Solo es cuestión de segundos que consigan forzar la puerta, pensó el Búho. Casi había logrado completar mi misión. Miró los búhos de peltre que tenía en el puño, los que pensaba dejar con los cuerpos de Laura, Jean y Meredith.
Ahora ya no podría ser.
—Entrégate —gritó Sam Deegan—. Todo ha terminado. Sabes que no podrás escapar.
Oh, claro que puedo, pensó el Búho. Suspiró y se sacó la máscara del bolsillo. Se la puso y se miró al espejo que había encima del tocador para asegurarse de que estaba bien colocada. Dejó los búhos de peltre en el tocador.

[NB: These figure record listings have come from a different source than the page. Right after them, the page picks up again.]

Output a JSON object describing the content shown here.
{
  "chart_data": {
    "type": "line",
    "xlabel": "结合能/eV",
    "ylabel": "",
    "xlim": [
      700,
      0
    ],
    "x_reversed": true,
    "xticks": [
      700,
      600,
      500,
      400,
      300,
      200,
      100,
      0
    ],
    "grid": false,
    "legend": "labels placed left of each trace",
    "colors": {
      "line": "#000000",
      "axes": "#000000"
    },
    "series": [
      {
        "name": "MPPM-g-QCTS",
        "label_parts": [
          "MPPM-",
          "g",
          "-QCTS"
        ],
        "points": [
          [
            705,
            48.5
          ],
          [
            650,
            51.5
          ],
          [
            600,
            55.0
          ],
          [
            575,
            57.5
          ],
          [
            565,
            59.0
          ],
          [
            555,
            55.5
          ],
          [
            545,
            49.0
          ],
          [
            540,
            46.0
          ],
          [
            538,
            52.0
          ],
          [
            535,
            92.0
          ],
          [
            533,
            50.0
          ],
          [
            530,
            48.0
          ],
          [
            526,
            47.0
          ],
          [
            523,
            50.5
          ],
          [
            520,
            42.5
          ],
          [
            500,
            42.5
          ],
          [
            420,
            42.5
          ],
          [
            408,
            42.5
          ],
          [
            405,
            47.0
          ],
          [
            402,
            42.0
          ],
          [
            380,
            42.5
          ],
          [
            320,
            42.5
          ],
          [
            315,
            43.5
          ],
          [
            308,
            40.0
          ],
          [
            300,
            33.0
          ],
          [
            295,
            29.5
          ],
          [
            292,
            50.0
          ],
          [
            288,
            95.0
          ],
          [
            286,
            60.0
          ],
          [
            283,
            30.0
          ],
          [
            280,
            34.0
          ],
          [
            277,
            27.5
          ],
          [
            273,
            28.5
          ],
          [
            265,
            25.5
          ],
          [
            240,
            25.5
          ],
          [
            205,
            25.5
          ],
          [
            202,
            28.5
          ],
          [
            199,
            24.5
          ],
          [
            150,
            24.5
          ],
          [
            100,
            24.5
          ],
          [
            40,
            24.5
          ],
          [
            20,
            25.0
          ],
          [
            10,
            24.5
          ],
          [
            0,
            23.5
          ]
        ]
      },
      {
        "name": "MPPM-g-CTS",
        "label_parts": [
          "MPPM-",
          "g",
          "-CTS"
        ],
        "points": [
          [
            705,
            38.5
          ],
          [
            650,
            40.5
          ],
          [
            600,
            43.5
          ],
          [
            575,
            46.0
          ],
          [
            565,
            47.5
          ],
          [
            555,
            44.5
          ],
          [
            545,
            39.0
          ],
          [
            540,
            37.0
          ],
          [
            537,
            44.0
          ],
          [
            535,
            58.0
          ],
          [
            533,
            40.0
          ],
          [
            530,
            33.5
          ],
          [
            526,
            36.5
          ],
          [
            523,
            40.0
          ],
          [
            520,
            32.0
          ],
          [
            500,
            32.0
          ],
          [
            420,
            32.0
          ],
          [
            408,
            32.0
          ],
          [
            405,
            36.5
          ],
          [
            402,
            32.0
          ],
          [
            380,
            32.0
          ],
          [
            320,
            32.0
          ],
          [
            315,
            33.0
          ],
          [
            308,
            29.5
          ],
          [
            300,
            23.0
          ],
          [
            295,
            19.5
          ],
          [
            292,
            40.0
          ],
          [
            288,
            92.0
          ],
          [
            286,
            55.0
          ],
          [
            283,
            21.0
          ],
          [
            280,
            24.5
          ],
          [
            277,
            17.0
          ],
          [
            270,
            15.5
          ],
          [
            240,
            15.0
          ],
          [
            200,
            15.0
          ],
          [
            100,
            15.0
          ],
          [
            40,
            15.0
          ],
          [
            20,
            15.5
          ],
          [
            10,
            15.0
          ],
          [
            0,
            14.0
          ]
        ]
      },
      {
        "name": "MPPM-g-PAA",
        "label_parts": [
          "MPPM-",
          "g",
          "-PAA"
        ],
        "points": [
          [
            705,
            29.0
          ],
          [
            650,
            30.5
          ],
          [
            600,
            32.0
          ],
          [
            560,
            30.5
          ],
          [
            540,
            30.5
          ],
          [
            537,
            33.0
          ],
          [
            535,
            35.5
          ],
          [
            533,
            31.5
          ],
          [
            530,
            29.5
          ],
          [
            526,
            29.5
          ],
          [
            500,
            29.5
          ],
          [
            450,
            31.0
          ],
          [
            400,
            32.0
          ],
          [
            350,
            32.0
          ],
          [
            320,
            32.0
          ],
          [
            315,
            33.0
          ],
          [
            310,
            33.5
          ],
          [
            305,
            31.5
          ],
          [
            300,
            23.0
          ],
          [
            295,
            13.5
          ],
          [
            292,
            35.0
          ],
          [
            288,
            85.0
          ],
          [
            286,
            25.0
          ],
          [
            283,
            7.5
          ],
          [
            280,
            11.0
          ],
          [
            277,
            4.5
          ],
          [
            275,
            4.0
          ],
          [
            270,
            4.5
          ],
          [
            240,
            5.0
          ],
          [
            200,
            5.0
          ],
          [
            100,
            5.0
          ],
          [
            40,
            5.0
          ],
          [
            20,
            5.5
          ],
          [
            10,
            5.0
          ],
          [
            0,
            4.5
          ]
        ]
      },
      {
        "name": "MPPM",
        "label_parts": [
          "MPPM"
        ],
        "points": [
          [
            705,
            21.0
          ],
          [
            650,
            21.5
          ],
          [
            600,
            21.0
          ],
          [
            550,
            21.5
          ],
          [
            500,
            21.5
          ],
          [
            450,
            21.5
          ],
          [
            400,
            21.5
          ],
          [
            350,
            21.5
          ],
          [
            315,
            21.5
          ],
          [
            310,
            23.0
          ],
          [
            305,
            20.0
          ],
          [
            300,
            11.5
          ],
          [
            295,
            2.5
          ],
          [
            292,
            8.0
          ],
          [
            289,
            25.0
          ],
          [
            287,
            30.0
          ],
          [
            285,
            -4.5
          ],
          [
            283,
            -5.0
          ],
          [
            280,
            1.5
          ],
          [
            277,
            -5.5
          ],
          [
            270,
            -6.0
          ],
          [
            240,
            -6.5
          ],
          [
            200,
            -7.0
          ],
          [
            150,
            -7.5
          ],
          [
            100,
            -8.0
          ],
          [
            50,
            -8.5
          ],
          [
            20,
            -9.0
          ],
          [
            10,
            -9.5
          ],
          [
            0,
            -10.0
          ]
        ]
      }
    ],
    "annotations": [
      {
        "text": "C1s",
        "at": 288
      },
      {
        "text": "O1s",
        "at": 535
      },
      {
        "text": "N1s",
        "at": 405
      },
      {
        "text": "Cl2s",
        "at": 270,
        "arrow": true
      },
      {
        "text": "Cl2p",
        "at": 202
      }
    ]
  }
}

—Soy un búho y vivo en un árbol —dijo en voz alta.
Tenía la pistola en el otro bolsillo. La sacó y la apoyó contra su sien.
—La noche es mi momento —susurró. Después cerró los ojos y apretó el gatillo.
Al oír el disparo, Sam Deegan abrió la puerta de una patada y entró corriendo, seguido de Eddie Zarro y los dos policías.
El cuerpo estaba tendido en el suelo, con la pistola al lado. El hombre había caído hacia atrás y la máscara seguía en su sitio, aunque la sangre empezaba a empaparla.
Sam se inclinó, se la quitó y miró a aquel hombre que había acabado con la vida de tantas personas inocentes. Ahora que estaba muerto, las señales de las operaciones de cirugía plástica se veían claramente, y las facciones que algún cirujano había tratado de hacer atractivas tenían un algo deforme y repulsivo.
—Curioso —dijo Sam—. Gordon Amory hubiera sido la última persona que hubiera imaginado como el Búho.